Saint Hilaire célébrait sa messe dans le rituel gallican. Dans le texte ci-joint le pape Grégoire le Grand reconnaît pleinement la validité de ce rituel.

"Saint Augustin de Canterbury à Grégoire le Grand: Pourquoi existe-t-il une seule Foi et les constitutions des Eglises si différentes, et un autre rite de messe dans l'Eglise Romaine et dans les Eglises des gaules ? Réponse du bienheureux pape Grégoire le Grand (septembre 602). Ta fraternité (toi frère) connaît la constitution (l'usage de l'Eglise romaine dont tu te souviens - dans laquelle tu te gardes). Mais il me plaît (je désire) que tu puisses choisir ce que tu trouves ou bien dans celle de Rome, ou celle des gaules, ou dans une autre Eglise qui puisse le mieux plaire au Dieu Tout-Puissant. Dans l'Eglise des anglais qui est nouvellement confirmée (instituée) dans la Foi, tu peux introduire ce que tu auras pris de plusieurs Eglises, parce que ce ne sont pas les lieux qui nous sont donnés pour les choses mais les choses pour les différents lieux. Choisis dans les différentes Eglises ce qui est pieux, ce qui est religieux, ce qui est juste, en faisant un codex offre aux anglais ce qui convient à leur esprit et à leur usage." Patrologie latine, vol. 77 - (Migne), page 1186/1187

La fille de Saint Hilaire s'appelait Apia.

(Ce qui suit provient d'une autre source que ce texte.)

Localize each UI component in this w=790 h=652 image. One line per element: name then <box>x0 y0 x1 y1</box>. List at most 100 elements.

Il écrivit aussi des commentaires de Saint Mathieu et des psaumes.

On lui doit aussi le "Traité des Mystères".

A Libère succéda un autre pape hérétique: Félix II.

Puis en 366 il y eut deux papes: Ursinus, continuant l'hérésie arienne et Damase 1er, catholique-orthodoxe.

Après Saint Hilaire c'est Saint Delphin, évêque de Bordeaux qui préside l'Eglise Gallicane (synode de Bordeaux - 381).